What really surprised me upon the second viewing is that nothing ever comes out of the relationships between the separate pockets of the ensemble. I'm sorry to give away the shocking ending, but Gillian Anderson, Madeline Stowe, and Angelina Jolie are all Connery and Rowlands's daughters. (It's pretty obvious from about the halfway point.) This is the thing that, in the end, collides all the stories together with brute force – just like Independence Day or any other movie where you have a bunch of separate little phalanxes that all march towards each other and meet at the end. Judd Hirsch drives Jeff Goldblum to the White House to meet Margaret Colin because they used to be married; Jon Stewart dates Gillian Anderson and they go to Sean Connery's house to watch him renew his vows to Gena Rowlands. Same basic deal. Only in the case of Playing By Heart, nothing ever happens. It's not like it's a twist ending: "Oo! They're related!" There's no inherent point in revealing that they're sisters, so what is the point? All through the film, these three women have great difficulty expressing themselves to romantic partners and fitting into the roles they believe they're supposed to play in a relationship. They're distant, restless, and at times self-destructive. Meanwhile, Connery and Rowlands are bickering about a young woman he once had romantic feelings for early in their marriage. It's not clear whether he ever even had a relationship with this woman, except that she worked for his wife. Bringing these four stories together hardly explains why the women are so messed up. All it shows is that they can put on a happy face for a party.

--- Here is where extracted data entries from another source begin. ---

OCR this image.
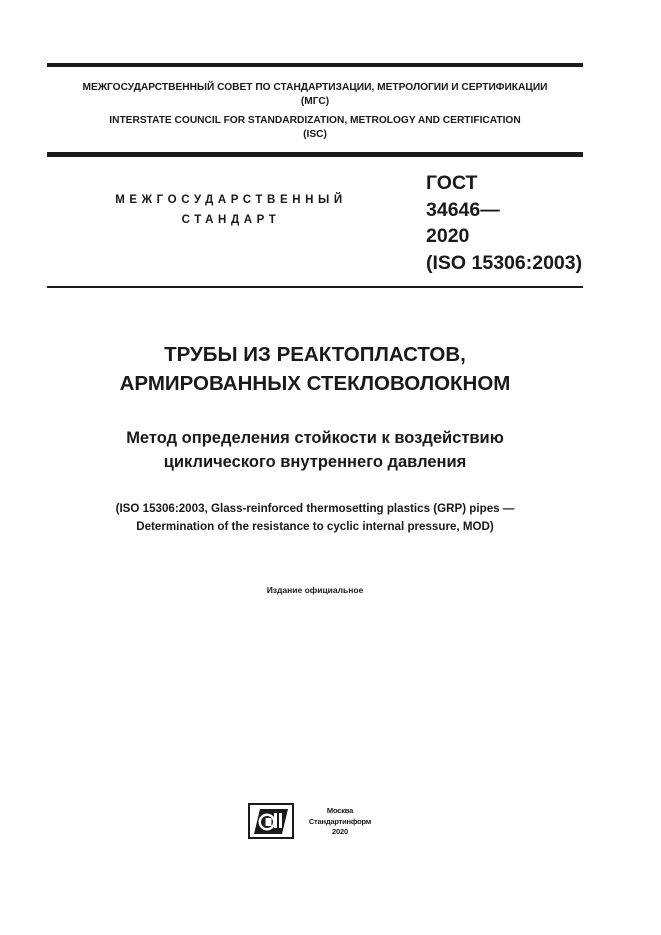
МЕЖГОСУДАРСТВЕННЫЙ СОВЕТ ПО СТАНДАРТИЗАЦИИ, МЕТРОЛОГИИ И СЕРТИФИКАЦИИ
(МГС)
INTERSTATE COUNCIL FOR STANDARDIZATION, METROLOGY AND CERTIFICATION
(ISC)
МЕЖГОСУДАРСТВЕННЫЙ
СТАНДАРТ
ГОСТ
34646—
2020
(ISO 15306:2003)
ТРУБЫ ИЗ РЕАКТОПЛАСТОВ,
АРМИРОВАННЫХ СТЕКЛОВОЛОКНОМ
Метод определения стойкости к воздействию
циклического внутреннего давления
(ISO 15306:2003, Glass-reinforced thermosetting plastics (GRP) pipes —
Determination of the resistance to cyclic internal pressure, MOD)
Издание официальное
Москва
Стандартинформ
2020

Plus, everyone talks in that slightly austere patois that – while not approaching Kushner levels – is still distracting and awkward. Jolie's whole "dancing about architecture" speech just sounds like something that was written in a script for a movie. Ick. Nastassja Kinski is excellent in a cameo, though. Can't go wrong with her.

Sorry if the related link to Angels in America gave this away as an unfavorable review before you could get started. Maybe I should start using that as a shorthand for readers on the go. Garden State? Good review. Angels in America? Bad review. League of Extraordinary Gentlemen? Really bad review.